Question

find shortest distance between (x-15)^2 + y^2 = 4 and y = x^2/20 by equating their slopes

Answer 1

5\sqrt{2}-2

Answer 2

To find the shortest distance between the circle $(x-15)^2 + y^2 = 4$ and the parabola $y = x^2/20$, we use the principle that the shortest distance between two curves lies along their common normal. For a circle, any normal passes through its center.

1. Identify the properties of the curves:

   • The circle has equation $(x-15)^2 + y^2 = 4$. Its center is $C(15, 0)$ and its radius is $r = 2$.
   • The parabola has equation $y = x^2/20$.

2. Condition for shortest distance:

   Let $P_1(x_1, y_1)$ be the point on the parabola and $P_2(x_2, y_2)$ be the point on the circle such that the distance $P_1P_2$ is minimized. The line segment $P_1P_2$ must be perpendicular to the tangents of both curves at these points (i.e., it must be a common normal). Since $P_1P_2$ is a normal to the circle, it must pass through the center of the circle $C(15,0)$. Therefore, $P_1$, $P_2$, and $C$ are collinear. This implies that the normal to the parabola at $P_1$ must pass through the center of the circle $C(15,0)$.

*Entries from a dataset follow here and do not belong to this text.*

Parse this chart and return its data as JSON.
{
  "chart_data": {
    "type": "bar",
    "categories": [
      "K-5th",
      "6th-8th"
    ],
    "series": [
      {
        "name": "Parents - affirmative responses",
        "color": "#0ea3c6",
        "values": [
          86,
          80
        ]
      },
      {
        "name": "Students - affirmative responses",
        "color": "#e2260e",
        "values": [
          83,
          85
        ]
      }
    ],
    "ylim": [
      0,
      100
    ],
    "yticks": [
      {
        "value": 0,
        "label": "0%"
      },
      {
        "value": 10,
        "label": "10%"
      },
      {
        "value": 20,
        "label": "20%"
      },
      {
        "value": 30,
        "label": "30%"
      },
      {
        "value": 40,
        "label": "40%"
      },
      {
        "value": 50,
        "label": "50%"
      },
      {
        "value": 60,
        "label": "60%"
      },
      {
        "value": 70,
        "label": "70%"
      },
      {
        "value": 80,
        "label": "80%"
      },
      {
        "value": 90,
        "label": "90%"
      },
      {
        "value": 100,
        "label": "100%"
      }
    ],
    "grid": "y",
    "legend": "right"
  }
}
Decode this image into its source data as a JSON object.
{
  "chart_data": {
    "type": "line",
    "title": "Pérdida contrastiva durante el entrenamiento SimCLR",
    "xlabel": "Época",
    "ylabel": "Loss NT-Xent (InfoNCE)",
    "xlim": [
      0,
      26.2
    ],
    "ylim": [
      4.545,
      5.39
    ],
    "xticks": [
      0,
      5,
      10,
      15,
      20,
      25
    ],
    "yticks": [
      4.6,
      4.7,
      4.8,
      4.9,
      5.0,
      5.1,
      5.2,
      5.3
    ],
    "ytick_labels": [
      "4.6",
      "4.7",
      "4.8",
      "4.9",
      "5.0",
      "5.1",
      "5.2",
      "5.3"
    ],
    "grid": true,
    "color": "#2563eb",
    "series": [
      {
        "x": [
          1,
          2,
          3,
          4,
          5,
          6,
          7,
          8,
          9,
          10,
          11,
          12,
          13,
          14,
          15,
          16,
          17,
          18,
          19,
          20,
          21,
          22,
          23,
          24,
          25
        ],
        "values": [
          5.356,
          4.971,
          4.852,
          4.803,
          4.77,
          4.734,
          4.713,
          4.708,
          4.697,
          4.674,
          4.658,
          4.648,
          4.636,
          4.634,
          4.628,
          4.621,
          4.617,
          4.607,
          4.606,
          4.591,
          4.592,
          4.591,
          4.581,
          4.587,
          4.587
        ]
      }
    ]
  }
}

3. Find the slope of the tangent and normal to the parabola:

   For the parabola $y = x^2/20$, differentiate with respect to $x$: $\frac{dy}{dx} = \frac{2x}{20} = \frac{x}{10}$.

   The slope of the tangent at $P_1(x_1, y_1)$ is $m_t = \frac{x_1}{10}$. The slope of the normal at $P_1(x_1, y_1)$ is $m_N = -\frac{1}{m_t} = -\frac{10}{x_1}$.

4. Equate the slope of the normal to the slope of the line $CP_1$:

   The line $CP_1$ passes through $C(15,0)$ and $P_1(x_1, y_1)$. Its slope is $\frac{y_1 - 0}{x_1 - 15} = \frac{y_1}{x_1 - 15}$. Since the normal to the parabola at $P_1$ passes through $C$, we equate their slopes: $\frac{y_1}{x_1 - 15} = -\frac{10}{x_1}$

   $x_1 y_1 = -10(x_1 - 15)$

   $x_1 y_1 = -10x_1 + 150 \quad (*)$

5. Solve for $P_1(x_1, y_1)$:

   Since $P_1(x_1, y_1)$ lies on the parabola, $y_1 = x_1^2/20$. Substitute this into equation $(*)$: $x_1 \left(\frac{x_1^2}{20}\right) = -10x_1 + 150$

   $\frac{x_1^3}{20} = -10x_1 + 150$

   $x_1^3 = -200x_1 + 3000$

   $x_1^3 + 200x_1 - 3000 = 0$

   By inspection, we can test integer factors of 3000. Let's try $x_1 = 10$: $10^3 + 200(10) - 3000 = 1000 + 2000 - 3000 = 0$. So, $x_1 = 10$ is a root. Dividing the cubic equation by $(x_1-10)$ gives $x_1^2 + 10x_1 + 300 = 0$. The discriminant of this quadratic is $\Delta = 10^2 - 4(1)(300) = 100 - 1200 = -1100 < 0$. Thus, there are no other real roots. So, $x_1 = 10$ is the unique real solution. Now find $y_1$: $y_1 = \frac{x_1^2}{20} = \frac{10^2}{20} = \frac{100}{20} = 5$. The point on the parabola closest to the circle is $P_1(10, 5)$.

6. Calculate the distance from the center of the circle to $P_1$:

   Distance $CP_1 = \sqrt{(10-15)^2 + (5-0)^2} = \sqrt{(-5)^2 + 5^2} = \sqrt{25 + 25} = \sqrt{50} = 5\sqrt{2}$.

7. Calculate the shortest distance:

   The point $P_1(10,5)$ is outside the circle, because its distance from the center $C(15,0)$ is $5\sqrt{2} \approx 7.07$, which is greater than the radius $r=2$. The shortest distance between the parabola and the circle is the distance $CP_1$ minus the radius of the circle. Shortest distance $= CP_1 - r = 5\sqrt{2} - 2$.